Precision is the measurement of true positives divided by true positives + false positives (TP/TP+FP). Since true positives are in the numerator and denominator the false positives have the real sway in this equation. If a model has high false positives, the precision score will lower (get worse) and if a model has low false positives, the score will increase (get better). A perfect score would be 1 because if there were no false positives then it would be a number divided by itself which would be 1.
Scoring by precision will put focus on minimizing false positives in your model. If you are doing a classification problem where reducing false positives is very important, then consider using precision as a scoring metric.
Recall is the measurement of true positives divided by true positives + false negatives (TP/TP+FN). This equation is similar to precision but now it is all about the false negatives. Since false negatives are in the denominator, if the number of false negatives is large then the recall score will decrease (get worse) and if the number of false negatives is small then the recall score will increase (get better). A perfect recall score would be 1 since if there were no false negatives then it would be a number divided by itself.
Scoring by recall will put focus on minimizing false negatives in your model. If you are doing a classification problem where reducing false negatives is very important, then consider using recall as a scoring metric.
Precision and recall are a trade-off as reducing false negatives often leads to more false positives and vise versa. But what if you care about false negatives and false positives? Well lucky for you there exists the F1 score. The F1 score is calculated as 2*(precision*recall)/(precision+recall) and is considered the balancing of the precision and recall.
If false negatives and false positives are equally undesirable and you want a metric that will try to find the best harmony between the two, then consider using the F1 score.
The beauty of the F1 score is that it can be altered slightly to become the F-beta score. The F-beta score is similar to the F1 score but allows for weighting of precision or recall to be more important. Scikit-learn has a method for creating an F-beta score which makes this really easy to set up. Using a beta score of more than 1 puts more emphasis on recall. Using a beta score of less than 1 puts more emphasis on precision.
If you find that you want to have a harmony between reducing false positives and false negatives but one would be more important to minimize than the other, consider using F-beta.
If you work on classification problem with more than 2 classes then the idea of micro and macro calculations comes up. Micro and macro refer to the way that the selected metric is calculated for a multiclass problem. You can combine micro or macro with recall, precision, F1 score, etc.
Let’s use recall as an example. Macro recall would calculate the recall score by first calculating recall for each class independently then averaging all those scores together. Micro recall would calculate the recall score by collecting all true positives and false negatives across all the classes before calculating them together in one recall formula. Macro treats all classes with equal weight where micro treats each false negative and true positive with equal weight.
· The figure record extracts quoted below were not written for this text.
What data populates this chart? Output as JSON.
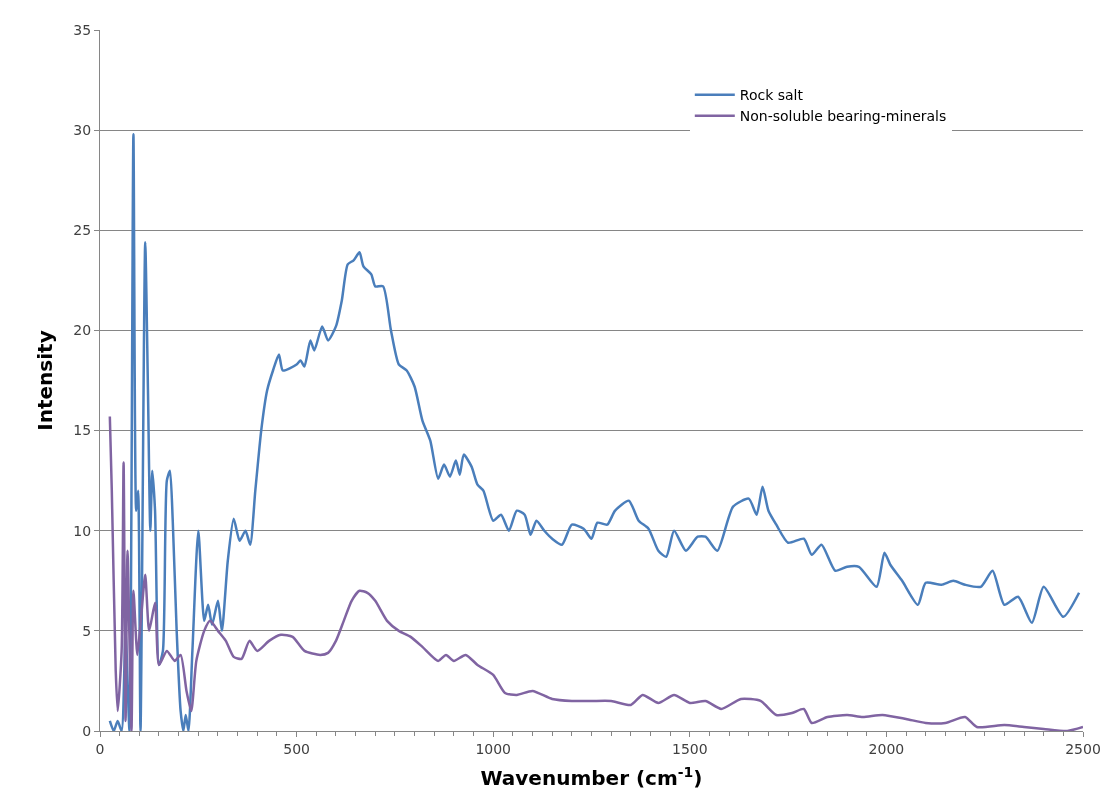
{
  "chart_data": {
    "type": "line",
    "xlabel": "Wavenumber (cm$^{-1}$)",
    "ylabel": "Intensity",
    "xlim": [
      0,
      2500
    ],
    "xticks": [
      0,
      500,
      1000,
      1500,
      2000,
      2500
    ],
    "ylim": [
      0,
      35
    ],
    "yticks": [
      0,
      5,
      10,
      15,
      20,
      25,
      30,
      35
    ],
    "grid": "y",
    "legend": "top right",
    "marker": "none",
    "line_style": "solid",
    "series": [
      {
        "name": "Rock salt",
        "color": "#4a7ebb",
        "x": [
          25,
          35,
          45,
          55,
          65,
          75,
          85,
          92,
          97,
          103,
          115,
          122,
          128,
          133,
          140,
          150,
          160,
          170,
          178,
          185,
          195,
          205,
          212,
          218,
          225,
          235,
          250,
          265,
          275,
          285,
          300,
          310,
          325,
          340,
          355,
          370,
          382,
          395,
          410,
          425,
          440,
          455,
          465,
          500,
          510,
          520,
          535,
          545,
          565,
          580,
          600,
          615,
          630,
          645,
          660,
          670,
          690,
          700,
          720,
          740,
          760,
          780,
          800,
          820,
          840,
          860,
          875,
          890,
          905,
          915,
          925,
          945,
          960,
          975,
          1000,
          1020,
          1040,
          1060,
          1080,
          1095,
          1110,
          1130,
          1150,
          1175,
          1200,
          1230,
          1250,
          1265,
          1290,
          1310,
          1345,
          1370,
          1395,
          1420,
          1440,
          1460,
          1490,
          1520,
          1540,
          1570,
          1610,
          1650,
          1670,
          1685,
          1700,
          1720,
          1750,
          1790,
          1810,
          1835,
          1870,
          1900,
          1930,
          1975,
          1995,
          2010,
          2040,
          2080,
          2100,
          2140,
          2170,
          2200,
          2240,
          2270,
          2300,
          2335,
          2370,
          2400,
          2450,
          2490
        ],
        "values": [
          0.5,
          0,
          0.5,
          0,
          5,
          0,
          29.8,
          11,
          12,
          0,
          24.4,
          17,
          10,
          13,
          11,
          3.3,
          4,
          12.5,
          13,
          10.5,
          5,
          1,
          0,
          0.8,
          0,
          4,
          10,
          5.5,
          6.3,
          5.3,
          6.5,
          5,
          8.5,
          10.6,
          9.5,
          10,
          9.3,
          12,
          15,
          17,
          18,
          18.8,
          18,
          18.3,
          18.5,
          18.2,
          19.5,
          19,
          20.2,
          19.5,
          20.2,
          21.5,
          23.3,
          23.5,
          23.9,
          23.2,
          22.8,
          22.2,
          22.2,
          20,
          18.3,
          18,
          17.2,
          15.5,
          14.5,
          12.6,
          13.3,
          12.7,
          13.5,
          12.8,
          13.8,
          13.2,
          12.3,
          12,
          10.5,
          10.8,
          10,
          11,
          10.8,
          9.8,
          10.5,
          10,
          9.6,
          9.3,
          10.3,
          10.1,
          9.6,
          10.4,
          10.3,
          11,
          11.5,
          10.5,
          10.1,
          9,
          8.7,
          10,
          9,
          9.7,
          9.7,
          9,
          11.2,
          11.6,
          10.8,
          12.2,
          11,
          10.3,
          9.4,
          9.6,
          8.8,
          9.3,
          8,
          8.2,
          8.2,
          7.2,
          8.9,
          8.3,
          7.5,
          6.3,
          7.4,
          7.3,
          7.5,
          7.3,
          7.2,
          8,
          6.3,
          6.7,
          5.4,
          7.2,
          5.7,
          6.9
        ]
      },
      {
        "name": "Non-soluble bearing-minerals",
        "color": "#8064a2",
        "x": [
          25,
          30,
          40,
          45,
          55,
          60,
          65,
          70,
          80,
          85,
          95,
          105,
          115,
          125,
          140,
          150,
          170,
          190,
          205,
          220,
          232,
          245,
          265,
          280,
          300,
          320,
          340,
          360,
          380,
          400,
          430,
          460,
          490,
          520,
          560,
          580,
          600,
          620,
          640,
          660,
          680,
          700,
          730,
          760,
          790,
          820,
          860,
          880,
          900,
          930,
          960,
          1000,
          1030,
          1060,
          1100,
          1150,
          1200,
          1250,
          1300,
          1350,
          1380,
          1420,
          1460,
          1500,
          1540,
          1580,
          1630,
          1680,
          1720,
          1760,
          1790,
          1810,
          1850,
          1900,
          1940,
          1990,
          2050,
          2100,
          2150,
          2200,
          2230,
          2300,
          2350,
          2400,
          2460,
          2500
        ],
        "values": [
          15.7,
          12,
          3,
          1,
          4,
          13.4,
          0.5,
          9,
          0,
          7,
          3.8,
          5.8,
          7.8,
          5,
          6.4,
          3.3,
          4,
          3.5,
          3.8,
          2,
          1,
          3.5,
          5,
          5.5,
          5,
          4.5,
          3.7,
          3.6,
          4.5,
          4,
          4.5,
          4.8,
          4.7,
          4,
          3.8,
          3.9,
          4.5,
          5.5,
          6.5,
          7,
          6.9,
          6.5,
          5.5,
          5,
          4.7,
          4.2,
          3.5,
          3.8,
          3.5,
          3.8,
          3.3,
          2.8,
          1.9,
          1.8,
          2,
          1.6,
          1.5,
          1.5,
          1.5,
          1.3,
          1.8,
          1.4,
          1.8,
          1.4,
          1.5,
          1.1,
          1.6,
          1.5,
          0.8,
          0.9,
          1.1,
          0.4,
          0.7,
          0.8,
          0.7,
          0.8,
          0.6,
          0.4,
          0.4,
          0.7,
          0.2,
          0.3,
          0.2,
          0.1,
          0,
          0.2
        ]
      }
    ]
  }
}
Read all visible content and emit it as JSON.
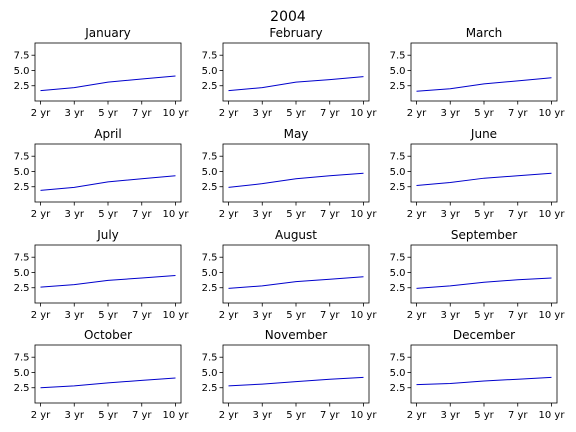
{
  "figure": {
    "title": "2004"
  },
  "chart_data": {
    "type": "line",
    "x": [
      "2 yr",
      "3 yr",
      "5 yr",
      "7 yr",
      "10 yr"
    ],
    "ylim": [
      0,
      9.5
    ],
    "yticks": [
      2.5,
      5.0,
      7.5
    ],
    "ytick_labels": [
      "2.5",
      "5.0",
      "7.5"
    ],
    "grid": false,
    "line_color": "#0000cc",
    "panels": [
      {
        "title": "January",
        "values": [
          1.7,
          2.2,
          3.1,
          3.6,
          4.1
        ]
      },
      {
        "title": "February",
        "values": [
          1.7,
          2.2,
          3.1,
          3.5,
          4.0
        ]
      },
      {
        "title": "March",
        "values": [
          1.6,
          2.0,
          2.8,
          3.3,
          3.8
        ]
      },
      {
        "title": "April",
        "values": [
          1.9,
          2.4,
          3.3,
          3.8,
          4.3
        ]
      },
      {
        "title": "May",
        "values": [
          2.4,
          3.0,
          3.8,
          4.3,
          4.7
        ]
      },
      {
        "title": "June",
        "values": [
          2.7,
          3.2,
          3.9,
          4.3,
          4.7
        ]
      },
      {
        "title": "July",
        "values": [
          2.6,
          3.0,
          3.7,
          4.1,
          4.5
        ]
      },
      {
        "title": "August",
        "values": [
          2.4,
          2.8,
          3.5,
          3.9,
          4.3
        ]
      },
      {
        "title": "September",
        "values": [
          2.4,
          2.8,
          3.4,
          3.8,
          4.1
        ]
      },
      {
        "title": "October",
        "values": [
          2.5,
          2.8,
          3.3,
          3.7,
          4.1
        ]
      },
      {
        "title": "November",
        "values": [
          2.8,
          3.1,
          3.5,
          3.9,
          4.2
        ]
      },
      {
        "title": "December",
        "values": [
          3.0,
          3.2,
          3.6,
          3.9,
          4.2
        ]
      }
    ]
  }
}
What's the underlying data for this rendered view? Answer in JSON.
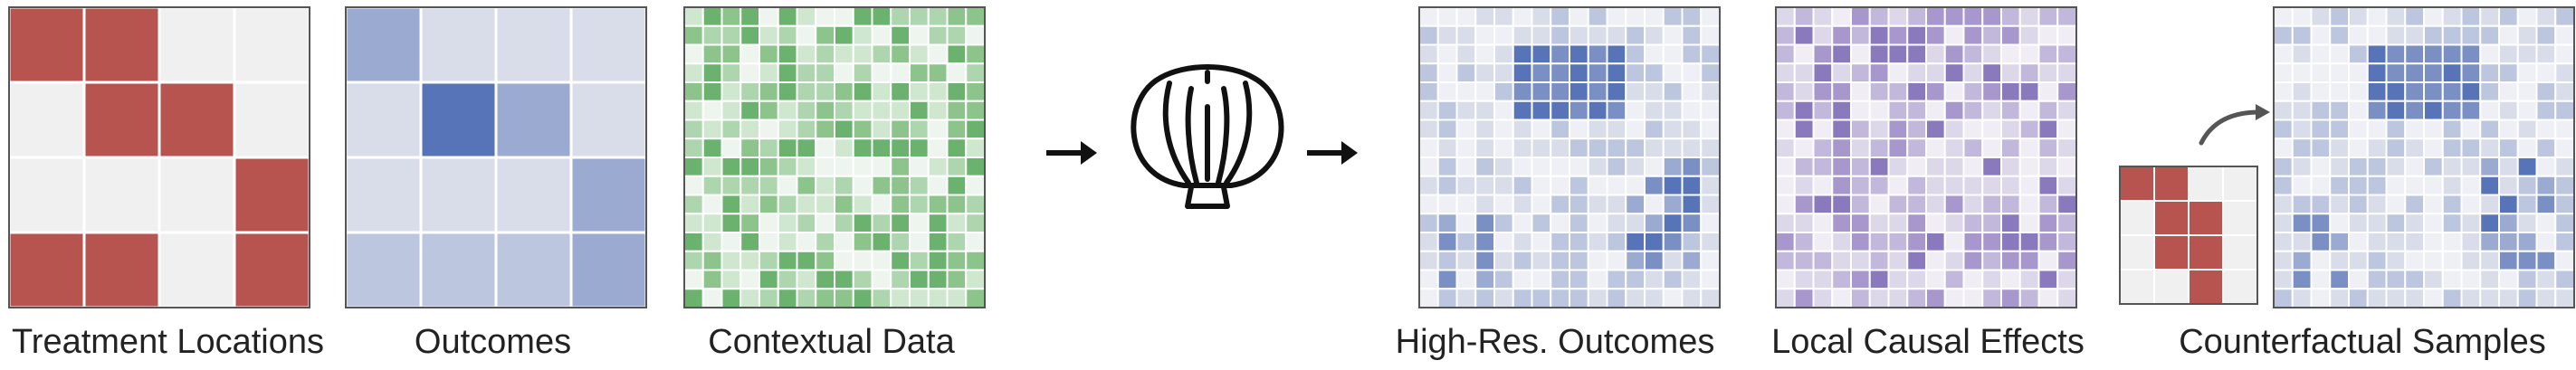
{
  "labels": {
    "treatment": "Treatment Locations",
    "outcomes": "Outcomes",
    "contextual": "Contextual Data",
    "highres": "High-Res. Outcomes",
    "causal": "Local Causal Effects",
    "counterfactual": "Counterfactual Samples"
  },
  "colors": {
    "treatment_on": "#b85450",
    "treatment_off": "#f1f0f1",
    "grid_line": "#ffffff",
    "frame": "#555555",
    "arrow": "#111111",
    "curved_arrow": "#555555",
    "blue_scale": [
      "#eef0f5",
      "#d8dde9",
      "#bcc6de",
      "#9aaad0",
      "#7a8fc4",
      "#5874b8"
    ],
    "green_scale": [
      "#eef5ee",
      "#cfe6cf",
      "#aed6ae",
      "#8cc48c",
      "#6bb26f"
    ],
    "purple_scale": [
      "#f0eef4",
      "#ddd7ea",
      "#c2b8dc",
      "#a797cc",
      "#8a79bd"
    ]
  },
  "icons": {
    "arrow_1": "right-arrow-icon",
    "model": "scallop-shell-icon",
    "arrow_2": "right-arrow-icon",
    "counterfactual_arrow": "curved-arrow-icon"
  },
  "grids": {
    "treatment": {
      "rows": 4,
      "cols": 4,
      "cells": [
        [
          1,
          1,
          0,
          0
        ],
        [
          0,
          1,
          1,
          0
        ],
        [
          0,
          0,
          0,
          1
        ],
        [
          1,
          1,
          0,
          1
        ]
      ]
    },
    "outcomes": {
      "rows": 4,
      "cols": 4,
      "cells": [
        [
          3,
          1,
          1,
          1
        ],
        [
          1,
          5,
          3,
          1
        ],
        [
          1,
          1,
          1,
          3
        ],
        [
          2,
          2,
          2,
          3
        ]
      ]
    },
    "counterfactual_treatment": {
      "rows": 4,
      "cols": 4,
      "cells": [
        [
          1,
          1,
          0,
          0
        ],
        [
          0,
          1,
          1,
          0
        ],
        [
          0,
          1,
          1,
          0
        ],
        [
          0,
          0,
          1,
          0
        ]
      ]
    }
  }
}
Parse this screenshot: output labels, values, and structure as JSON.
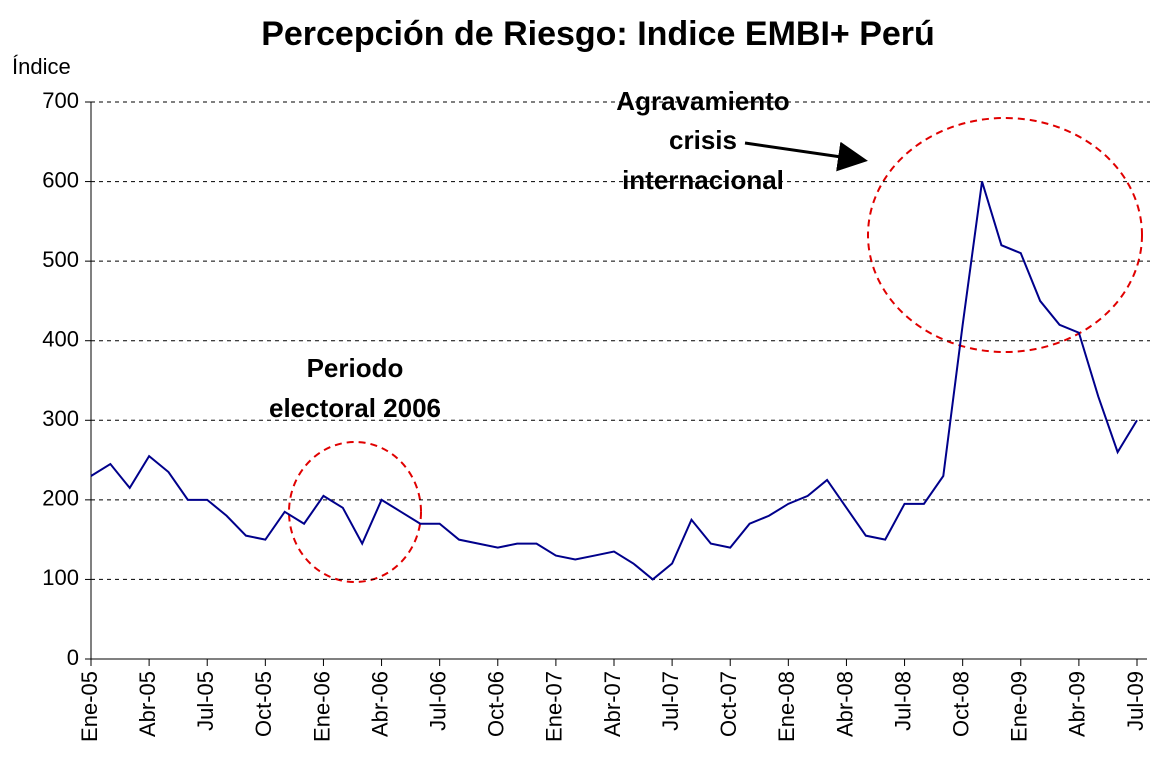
{
  "chart_data": {
    "type": "line",
    "title": "Percepción de Riesgo: Indice EMBI+ Perú",
    "y_label": "Índice",
    "categories": [
      "Ene-05",
      null,
      null,
      "Abr-05",
      null,
      null,
      "Jul-05",
      null,
      null,
      "Oct-05",
      null,
      null,
      "Ene-06",
      null,
      null,
      "Abr-06",
      null,
      null,
      "Jul-06",
      null,
      null,
      "Oct-06",
      null,
      null,
      "Ene-07",
      null,
      null,
      "Abr-07",
      null,
      null,
      "Jul-07",
      null,
      null,
      "Oct-07",
      null,
      null,
      "Ene-08",
      null,
      null,
      "Abr-08",
      null,
      null,
      "Jul-08",
      null,
      null,
      "Oct-08",
      null,
      null,
      "Ene-09",
      null,
      null,
      "Abr-09",
      null,
      null,
      "Jul-09"
    ],
    "series": [
      {
        "name": "EMBI+ Perú",
        "color": "#00008b",
        "values": [
          230,
          245,
          215,
          255,
          235,
          200,
          200,
          180,
          155,
          150,
          185,
          170,
          205,
          190,
          145,
          200,
          185,
          170,
          170,
          150,
          145,
          140,
          145,
          145,
          130,
          125,
          130,
          135,
          120,
          100,
          120,
          175,
          145,
          140,
          170,
          180,
          195,
          205,
          225,
          190,
          155,
          150,
          195,
          195,
          230,
          420,
          600,
          520,
          510,
          450,
          420,
          410,
          330,
          260,
          300
        ]
      }
    ],
    "ylim": [
      0,
      700
    ],
    "yticks": [
      0,
      100,
      200,
      300,
      400,
      500,
      600,
      700
    ],
    "grid": true,
    "annotations": [
      [
        "Periodo",
        "electoral 2006"
      ],
      [
        "Agravamiento",
        "crisis",
        "internacional"
      ]
    ]
  }
}
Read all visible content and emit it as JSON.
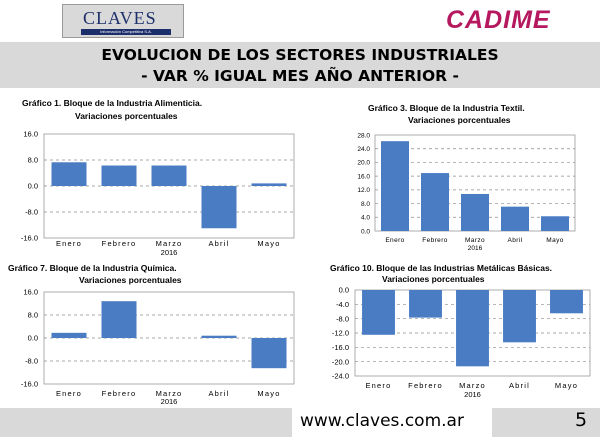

Let’s think through what this all means. Let’s say that in a dataset with 5 classes that one class has terrible recall while the rest are pretty good. Then the macro recall is going to still be pretty good because the terrible class only has 1/5 the power over the final score. The micro recall will be more dramatically affected by the poor performing class as the false negatives of one terribly predicted class are going to add a lot of false negatives that go into the calculation overall. For this reason, imbalance among classes in a multiclass problem are better captured with a micro calculation than a macro. There is also a weighted macro however, which calculates the macro but weights the scores based on the number of entries for each class which can result in something more similar to the micro.
In summary, use micro or macro calculation of your selected metric for multiclass problems. If the classes are imbalanced then it’s more appropriate to use micro or weighted macro.
As part of choosing a metric I recommend making sure you have thoroughly gotten to know your data, your problem, your goal, your constraints, etc. If you are having a hard time getting started, write out on paper what a false negative and false positive would be for your problem and what implications they would have. What is the worst case scenario for a false negative? A false positive?
I hope this article helped give you more confidence in choosing the right metric for your classification models. Good luck!